The Justice Department is reportedly assembling an unprecedented national voter database


The Justice Department is reportedly putting together a gigantic and unprecedented data base of national voter information — and it could help President Donald Trump’s efforts to deny the 2020 election results or cast doubt on future elections.

The New York Times, citing people familiar with the matter, reports that the “Justice Department is compiling the largest set of national voter roll data it has ever collected, buttressing an effort by President Trump and his supporters to try to prove long-running, unsubstantiated claims that droves of undocumented immigrants have voted illegally.” The Times reports that the initiative has proceeded through efforts at both the Justice Department’s civil rights division and criminal division, “seeking data about individual voters across the country, including names and addresses, in a move that experts say may violate the law.”

Plenty of studies indicate that noncitizen voting is so vanishingly rare that it poses no threat to election integrity. For example, after the 2016 elections, the Brennan Center for Justice surveyed election officials in 42 jurisdictions with high immigration populations and found a suspected noncitizen voting rate of 0.0001%.

Justin Levitt, a former Justice Department official who’s an election law expert at Loyola Marymount University’s law school, likens DOJ’s efforts to Trump deploying the National Guard to handle domestic law enforcement. He told the Times, “It’s wading in, without authorization and against the law, with an overly heavy federal hand to take over a function that states are actually doing just fine.” He described the reported effort as “wildly illegal” and “deeply troubling” and said “nobody asked for this.”
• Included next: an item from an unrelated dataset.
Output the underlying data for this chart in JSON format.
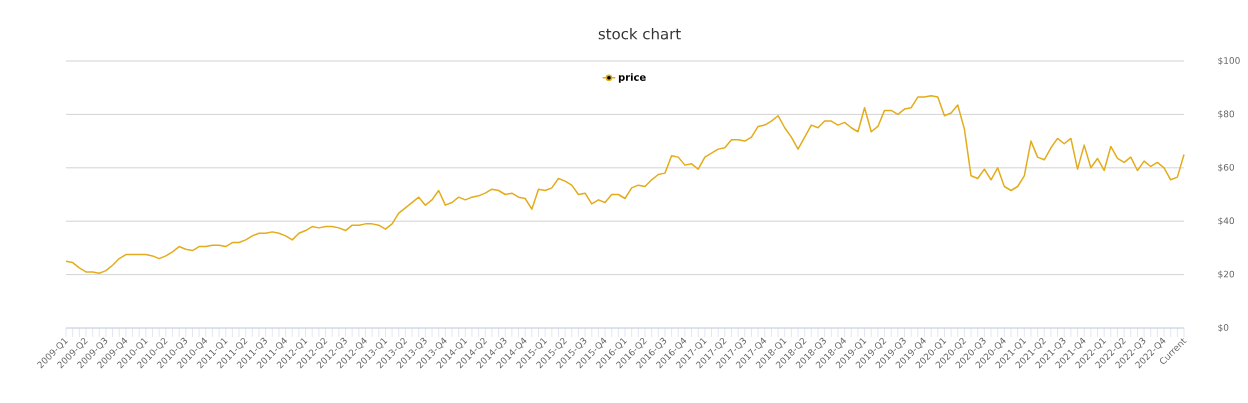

In what appears to be a related effort to ostensibly identify noncitizen voting, NPR reports that election officials have checked the citizenship status and other information of more than 33 million voters through the U.S. Citizenship and Immigration Services’ Systematic Alien Verification for Entitlements (SAVE) Program.

Sean Morales-Doyle, director of the voting rights and elections program at the Brennan Center for Justice at NYU Law, expressed concerns about the SAVE searches in an email to MSNBC:

It is possible someone could manipulate or misinterpret the results of SAVE searches to peddle disinformation about voter fraud and undermine faith in our elections. It is also possible that the data could be misused. There is a reason we have a Privacy Act, which places requirements on the federal government before it amasses private personal data on American citizens. Recent reporting on errors by DOGE indicate the danger of that personal information getting into the wrong hands or being misused.

Trump, of course, doesn’t hew to the truth when he denies election results. But armed with more information, his efforts to cast doubt on election results or manufacture narratives about massive noncitizen voting could become more sophisticated.